Meleklere yaklaştığımda karşımdan gelenin meleğin abisi Murat abi olduğunu fark ettim ve yaklaştıkça yüzündeki yaraların tamamen iyileştiği anlaşılıyordu. O da beni fark etmişti ve gülümseyerek

-Selamünaleyküm Sümeyye

-Aleykümselam Murat abi. Nasılsın?

-Elhamdülillah iyiyim Sümeyye. Sen ne yapıyorsun nasılsın?

-Ben de iyiyim çok şükür. Size gidiyordum bende. Melek ile okul işlerini konuşacaktım.

-Haa sahi bir türlü soramadım sen ne yaptın okulu kazandın mı üniversiteyi?

-Evet kazandım çok şükür. Allah kısmet ederse doktor olacağım.

-Öyle mi? maşallah sana da yakışır. Melek ile kayıta mı gideceksiniz?

-Yok Murat abi ben İstanbul Marmara üniversitesini kazandım. Babamla gidip kaydoldum.

Murat abi çok şaşırmış hatta büsbütün şok olmuş görünüyordu. Biraz duraksadı ve benim yüzümde ki beliren soru ifadesine karşı sendeleyen bir ses tonuyla

-Haa demek öyle.

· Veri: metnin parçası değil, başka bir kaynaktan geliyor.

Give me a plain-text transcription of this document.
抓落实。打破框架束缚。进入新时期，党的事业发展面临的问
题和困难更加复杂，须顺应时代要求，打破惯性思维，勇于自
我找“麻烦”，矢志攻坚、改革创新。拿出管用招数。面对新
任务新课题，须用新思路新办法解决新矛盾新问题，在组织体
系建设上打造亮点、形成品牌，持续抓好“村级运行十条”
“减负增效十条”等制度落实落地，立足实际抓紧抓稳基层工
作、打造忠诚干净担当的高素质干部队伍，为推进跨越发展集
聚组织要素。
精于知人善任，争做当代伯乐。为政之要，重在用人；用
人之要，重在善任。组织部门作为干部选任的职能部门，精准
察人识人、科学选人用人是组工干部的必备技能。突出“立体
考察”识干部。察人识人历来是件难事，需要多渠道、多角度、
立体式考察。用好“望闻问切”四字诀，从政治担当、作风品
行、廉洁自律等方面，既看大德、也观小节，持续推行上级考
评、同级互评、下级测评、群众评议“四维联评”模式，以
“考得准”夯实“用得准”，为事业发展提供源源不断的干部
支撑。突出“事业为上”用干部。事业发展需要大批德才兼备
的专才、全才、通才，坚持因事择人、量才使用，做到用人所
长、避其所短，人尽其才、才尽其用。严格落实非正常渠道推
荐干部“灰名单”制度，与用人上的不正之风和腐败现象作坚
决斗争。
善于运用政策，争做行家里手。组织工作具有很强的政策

Hayırlı olsun.

-Teşekkür ederim Murat abi de Melek söylemedi mi? o biliyordu.

-Yok söylemedi. Yani ben sormadım.

-Anladım. Peki görüşürüz o zaman.

-Görüşürüz.

Yanımdan giden murat abi karşılaştığım murat abi değildi sanki. Neden bu kadar şaşırmıştı ki. şaşkınlık bile değildi sanki büyük bir hüzün vardı içinde hatta o kadar büyüktü ki yüzüne taşıyordu. Acaba İstanbul ile ilgili kötü bir anısı mı vardı?